Теоретики феминизма разрабатывают словарь, чтобы описать различные со­существующие реалии микро- и макроотношений. Дороти Смит ввела понятия «отношений господства», «обобщенных, анонимных, безличных текстов» и «ло­кальных условий переживаемого опыта» (Smith, 1987, 1990а, 1990b). Термин отно­шения господства подразумевает сложные, отдельные, хотя и сложно взаимосвязан­ные социальные действия, направленные на контроль за социальным производством. Это социальное продуцирование, по своей материальной природе, осуществляется в определенное время в локальных условиях переживаемого опыта — т. е. там, где не­кий реальный человек, например, пишет или читает книгу (или высаживает огород­ные растения, или шьет). Отношения господства в период позднего капиталистичес­кого патриархата проявляются в текстах, которые характеризуются присущими им свойствами анонимности, обобщенности и власти. Эти тексты предназначены для того, чтобы моделировать и переводить специфический, индивидуализированный опыт реальной жизни в языковую форму, приемлемую для отношений господства. Критерий «приемлемости» удовлетворяется, если текст отражает свойственное гос­подствующим субъектам определение ситуации. Тексты могут варьироваться от договоров и полицейских отчетов до официальных бюллетеней, школьных аттес­татов и медицинских записей. Повсюду они изменяют материальную действитель­ность, по-новому интерпретируя то, что произошло, определяя то, что возможно. Таким образом, вступая во взаимоотношения с системой господства, пусть даже на локальном уровне, индивид (например, студент, нанимающийся на летнюю ра­боту в ресторане, принадлежащем другу его семьи) обнаруживает, что должен за­полнить определенные текстовые образцы (например, налоговые бланки), которые были установлены не его непосредственным работодателем, а господствующим ап­паратом. Эти тексты приводят к тому, что постоянно пересекаются отношения гос­подства и локальные условия переживаемого опыта. Важно отметить, что это пе­ресечение двояко: в определенные моменты действующие субъекты, будучи каж­дый на своем индивидуальном месте, сидя за партами, компьютером или столом переговоров, создают формы, которые станут элементом господства.

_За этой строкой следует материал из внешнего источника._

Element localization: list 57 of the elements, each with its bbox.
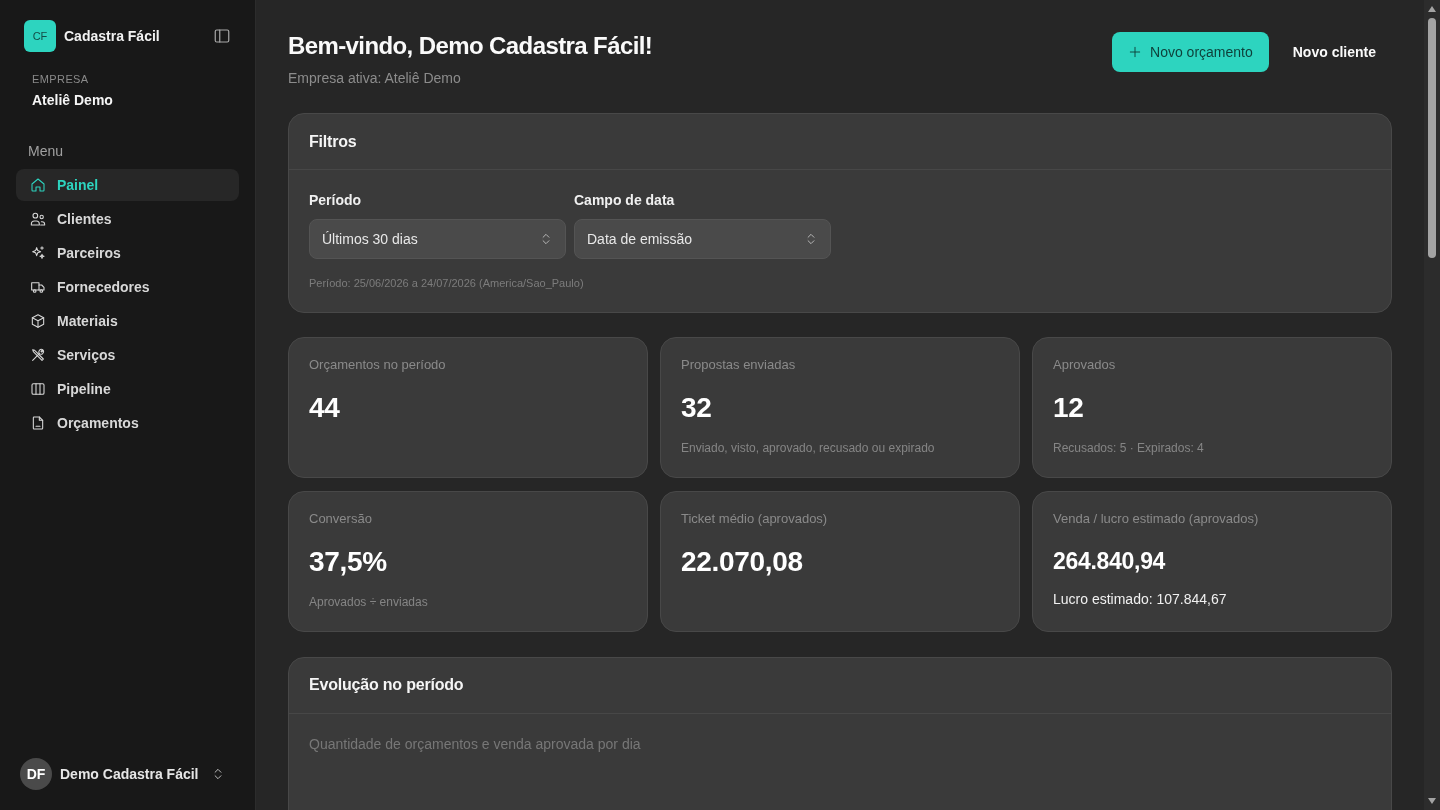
scrollbar-thumb[interactable] xyxy=(1428,18,1436,258)
user-name: Demo Cadastra Fácil xyxy=(60,764,200,784)
stat-value: 44 xyxy=(309,390,341,425)
page-title: Bem-vindo, Demo Cadastra Fácil! xyxy=(288,31,653,61)
stat-note: Lucro estimado: 107.844,67 xyxy=(1053,589,1228,609)
select-field[interactable]: Últimos 30 dias xyxy=(309,219,566,259)
stat-value: 37,5% xyxy=(309,544,388,579)
truck-icon xyxy=(30,279,46,295)
sidebar-toggle-icon[interactable] xyxy=(213,27,231,45)
crossed-tools-icon xyxy=(30,347,46,363)
users-icon xyxy=(30,211,46,227)
menu-heading: Menu xyxy=(27,142,65,161)
stat-value: 264.840,94 xyxy=(1053,546,1167,575)
home-icon xyxy=(30,177,46,193)
card-title: Evolução no período xyxy=(309,675,464,695)
stat-note: Aprovados ÷ enviadas xyxy=(309,593,429,611)
stat-label: Ticket médio (aprovados) xyxy=(681,510,829,527)
sidebar-item[interactable]: Orçamentos xyxy=(16,407,239,439)
cube-icon xyxy=(30,313,46,329)
chart-caption: Quantidade de orçamentos e venda aprovada por dia xyxy=(309,734,642,754)
sidebar-item[interactable]: Painel xyxy=(16,169,239,201)
period-note: Período: 25/06/2026 a 24/07/2026 (America/Sao_Paulo) xyxy=(309,276,585,291)
new-client-button[interactable]: Novo cliente xyxy=(1276,32,1392,72)
field-label: Campo de data xyxy=(574,191,676,210)
scroll-down-icon[interactable] xyxy=(1428,798,1436,804)
stat-label: Orçamentos no período xyxy=(309,356,447,373)
stat-label: Aprovados xyxy=(1053,356,1117,373)
sidebar-item[interactable]: Materiais xyxy=(16,305,239,337)
avatar: DF xyxy=(20,758,52,790)
stat-label: Propostas enviadas xyxy=(681,356,797,373)
stat-label: Venda / lucro estimado (aprovados) xyxy=(1053,510,1260,527)
scroll-up-icon[interactable] xyxy=(1428,6,1436,12)
sidebar-item[interactable]: Pipeline xyxy=(16,373,239,405)
scrollbar[interactable] xyxy=(1424,0,1440,810)
stat-note: Enviado, visto, aprovado, recusado ou expirado xyxy=(681,439,936,457)
stat-note: Recusados: 5 · Expirados: 4 xyxy=(1053,439,1205,457)
sidebar-item[interactable]: Fornecedores xyxy=(16,271,239,303)
stat-label: Conversão xyxy=(309,510,373,527)
logo-tile: CF xyxy=(24,20,56,52)
stat-value: 32 xyxy=(681,390,713,425)
sidebar-item[interactable]: Clientes xyxy=(16,203,239,235)
plus-icon xyxy=(1128,45,1143,59)
sidebar-item[interactable]: Serviços xyxy=(16,339,239,371)
columns-icon xyxy=(30,381,46,397)
sidebar-item[interactable]: Parceiros xyxy=(16,237,239,269)
company-name: Ateliê Demo xyxy=(32,91,114,110)
new-quote-button[interactable]: Novo orçamento xyxy=(1112,32,1269,72)
document-icon xyxy=(30,415,46,431)
stat-value: 12 xyxy=(1053,390,1085,425)
app-name: Cadastra Fácil xyxy=(64,26,161,46)
stat-value: 22.070,08 xyxy=(681,544,804,579)
select-field[interactable]: Data de emissão xyxy=(574,219,831,259)
card-title: Filtros xyxy=(309,131,357,152)
field-label: Período xyxy=(309,191,363,210)
company-label: EMPRESA xyxy=(32,72,90,86)
sparkles-icon xyxy=(30,245,46,261)
page-subtitle: Empresa ativa: Ateliê Demo xyxy=(288,69,462,88)
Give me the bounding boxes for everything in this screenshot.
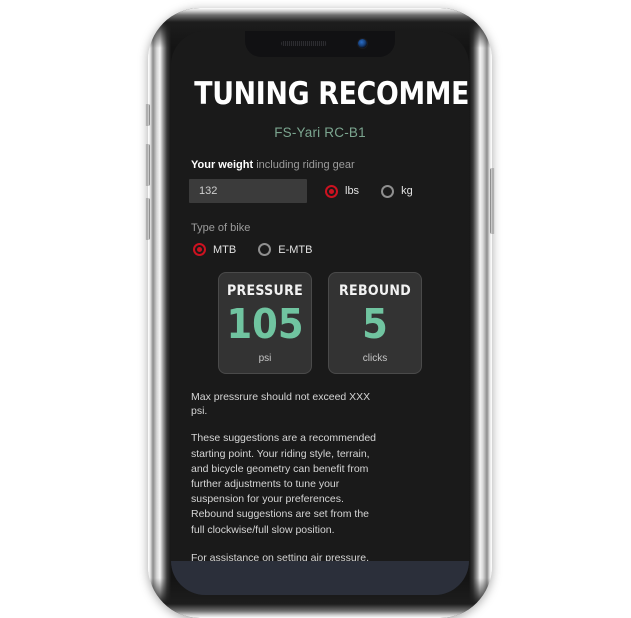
power-button[interactable] [490,168,495,234]
product-name: FS-Yari RC-B1 [274,125,366,140]
bike-type-radio-group: MTB E-MTB [193,243,451,256]
disclaimer-text: These suggestions are a recommended star… [191,432,377,536]
bike-type-label-mtb: MTB [213,243,237,256]
pressure-card-unit: psi [258,353,272,365]
weight-unit-label-lbs: lbs [345,185,360,197]
weight-label-bold: Your weight [191,159,254,171]
bike-type-option-mtb[interactable]: MTB [193,243,236,256]
radio-empty-icon [258,243,272,256]
page-title: TUNING RECOMMENDATION [194,76,469,112]
front-camera-icon [358,39,367,48]
rebound-card-value: 5 [362,300,388,348]
radio-selected-icon [325,184,338,198]
weight-input[interactable] [189,179,307,203]
weight-field-label: Your weight including riding gear [191,159,451,171]
volume-up-button[interactable] [145,144,150,186]
app-content: TUNING RECOMMENDATION FS-Yari RC-B1 Your… [171,31,469,595]
weight-unit-option-kg[interactable]: kg [381,184,413,198]
bike-type-label: Type of bike [191,222,251,234]
weight-unit-radio-group: lbs kg [325,184,413,198]
app-scroll-area: TUNING RECOMMENDATION FS-Yari RC-B1 Your… [189,31,469,595]
results-cards: PRESSURE 105 psi REBOUND 5 clicks [189,272,451,375]
volume-down-button[interactable] [145,198,150,240]
weight-input-row: lbs kg [189,179,451,203]
bike-type-label-emtb: E-MTB [278,243,313,256]
max-pressure-note: Max pressrure should not exceed XXX psi. [191,391,371,418]
phone-device-frame: TUNING RECOMMENDATION FS-Yari RC-B1 Your… [145,8,495,618]
bike-type-option-emtb[interactable]: E-MTB [258,243,312,256]
mute-switch-button[interactable] [145,104,150,126]
pressure-result-card: PRESSURE 105 psi [218,272,312,375]
phone-screen: TUNING RECOMMENDATION FS-Yari RC-B1 Your… [171,31,469,595]
radio-empty-icon [381,184,395,198]
rebound-card-title: REBOUND [339,283,411,299]
weight-unit-option-lbs[interactable]: lbs [325,184,360,198]
bottom-band [171,561,469,595]
rebound-result-card: REBOUND 5 clicks [328,272,422,375]
speaker-grille-icon [281,41,327,46]
pressure-card-value: 105 [226,300,304,348]
weight-label-rest: including riding gear [253,159,355,171]
device-notch [245,31,395,57]
weight-unit-label-kg: kg [401,185,413,197]
radio-selected-icon [193,243,206,256]
pressure-card-title: PRESSURE [227,283,303,299]
rebound-card-unit: clicks [362,353,388,365]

Все эти три аспекта социальной жизни — отношения господства, локальные условия переживаемого опыта и тексты — являются распространенными, неиз­менными, устойчивыми чертами организации социальной жизни и системы доми­нирования. Все они могут и должны изучаться как одновременно действия и про­дукты конкретных субъектов. Каждое измерение обладает своей особой внутренней динамикой — побуждение к контролю в отношениях господства, побуждение к про­изводству и коммуникации в локальных условиях, побуждение к объективизации и отражению действительности в обобщенных текстах. Этому миру присущи ген-


[413]

дерные характеристики и одновременно расовые. Хотя никто не может избежать жизни в локальных условиях, поскольку каждому человеку приходится находить­ся где-то во времени и в пространстве, женщины гораздо более глубоко вовлече­ны в непрерывный процесс сохранения локальных условий, тогда как мужчины намного свободнее, будучи господствующими субъектами. Такое же разделение повторяется в случае представителей подчиненной и господствующей расы. Тек­сты, стремящиеся к объективации и отражению действительности, составлены так, что становится невозможным равное участие всех субъектов в деятельности, которая организована текстом, и это неравенство создается по линиям расы, ген-дера, класса, возраста, местожительства — т. е. различие выступает организацион­ным принципом текстов в рамках отношений господства. Здесь перекрещиваются детали структуры и взаимодействий. Существование господства и производства становится проблематичным, и их проявления включают и, таким образом, погло­щают давнее социологическое разграничение макросоциальных, микросоциальных и субъективных аспектов социальной реальности. В этом теория феминизма впол­не сближается со многими работами, которые рассматриваются в третьей части дан­ной книги, посвященными проблемам интеграции микро- и макроуровней и соот­ношения индивидуального действия и социальной структуры.